Just reading the patents brings a new appreciation for the huge number of possible confounding factors in devising a practical sequencing chemistry.  And then they throw in other stuff -- the possibility of using the same detection electronics for reading out immunoassays or running qPCR.  They also touch on the possibility of controlling DNA synthesis or using the sensors for DNA-based data storage.

There's also a lot of attempts to cover wide ranges of possibilities.  A huge range of microfluidic possibilities are covered, including using the electronics to deliberately generate hydrogen or oxygen bubbles to cap wells or possible microdroplet schemes. Or PDMS valving.  And maybe using gels to retard fluid movement.  Or maybe using D2O so that the hydrogen (well, deuterium) ions diffuse more slowly. 

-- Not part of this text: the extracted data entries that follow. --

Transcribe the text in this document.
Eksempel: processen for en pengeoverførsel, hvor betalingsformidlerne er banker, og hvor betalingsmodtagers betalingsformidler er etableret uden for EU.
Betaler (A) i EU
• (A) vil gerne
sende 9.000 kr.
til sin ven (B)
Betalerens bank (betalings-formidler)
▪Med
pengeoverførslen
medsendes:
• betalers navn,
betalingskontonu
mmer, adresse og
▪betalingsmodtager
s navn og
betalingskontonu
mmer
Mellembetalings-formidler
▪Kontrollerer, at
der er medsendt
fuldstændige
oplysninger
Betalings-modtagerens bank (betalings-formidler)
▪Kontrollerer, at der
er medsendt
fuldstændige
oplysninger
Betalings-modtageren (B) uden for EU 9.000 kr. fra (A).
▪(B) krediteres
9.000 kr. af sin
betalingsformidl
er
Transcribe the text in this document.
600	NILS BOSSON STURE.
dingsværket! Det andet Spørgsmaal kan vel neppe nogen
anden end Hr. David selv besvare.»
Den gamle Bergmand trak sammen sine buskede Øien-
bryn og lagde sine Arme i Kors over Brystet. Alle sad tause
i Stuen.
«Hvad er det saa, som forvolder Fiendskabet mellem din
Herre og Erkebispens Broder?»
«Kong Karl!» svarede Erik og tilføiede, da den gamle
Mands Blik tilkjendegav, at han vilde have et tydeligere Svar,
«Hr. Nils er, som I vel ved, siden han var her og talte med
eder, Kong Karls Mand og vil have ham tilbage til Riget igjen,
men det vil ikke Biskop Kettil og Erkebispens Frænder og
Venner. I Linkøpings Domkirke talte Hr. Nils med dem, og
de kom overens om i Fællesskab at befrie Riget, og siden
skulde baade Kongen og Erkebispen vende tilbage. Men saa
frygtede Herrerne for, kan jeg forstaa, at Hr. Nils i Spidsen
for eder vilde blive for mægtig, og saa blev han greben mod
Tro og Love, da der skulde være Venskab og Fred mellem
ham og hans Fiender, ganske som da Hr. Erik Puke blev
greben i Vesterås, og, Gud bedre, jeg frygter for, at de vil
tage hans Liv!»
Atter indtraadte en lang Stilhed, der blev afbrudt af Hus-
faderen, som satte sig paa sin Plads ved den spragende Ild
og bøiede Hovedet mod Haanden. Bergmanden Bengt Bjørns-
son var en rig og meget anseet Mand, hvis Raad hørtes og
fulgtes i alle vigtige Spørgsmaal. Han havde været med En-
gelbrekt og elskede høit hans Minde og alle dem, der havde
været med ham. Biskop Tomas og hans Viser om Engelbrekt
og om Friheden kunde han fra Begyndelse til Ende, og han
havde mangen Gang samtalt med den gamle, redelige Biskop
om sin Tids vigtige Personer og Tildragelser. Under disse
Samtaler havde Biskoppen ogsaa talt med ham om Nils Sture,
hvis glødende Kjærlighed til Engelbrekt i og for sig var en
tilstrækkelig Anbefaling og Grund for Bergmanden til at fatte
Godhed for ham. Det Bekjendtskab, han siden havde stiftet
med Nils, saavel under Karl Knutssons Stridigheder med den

Or going back to detection chemistries -- some are much like Ion Torrent and detect transient changes in pH, but they also describe using a redox-active surface that would be reduced by a DNA extension event and then could be re-oxidized by applying the appropriate charge.  That, and some other schemes, would have a stable signal which could be detected -- and one possibility suggested would be to run the extension reaction under one set of ionic conditions and the detection under a different set, each optimized for the particular step. 

And much more -- I've pretty much ignored the actual electronics schemes because that was never my forte.  And I'm sure I've mangled a few things and probably a number of my predictions of the box won't pan out.  But it's been fun -- dangerous fun, as I've started reading patents from some other startups.  But those are topics for some future post.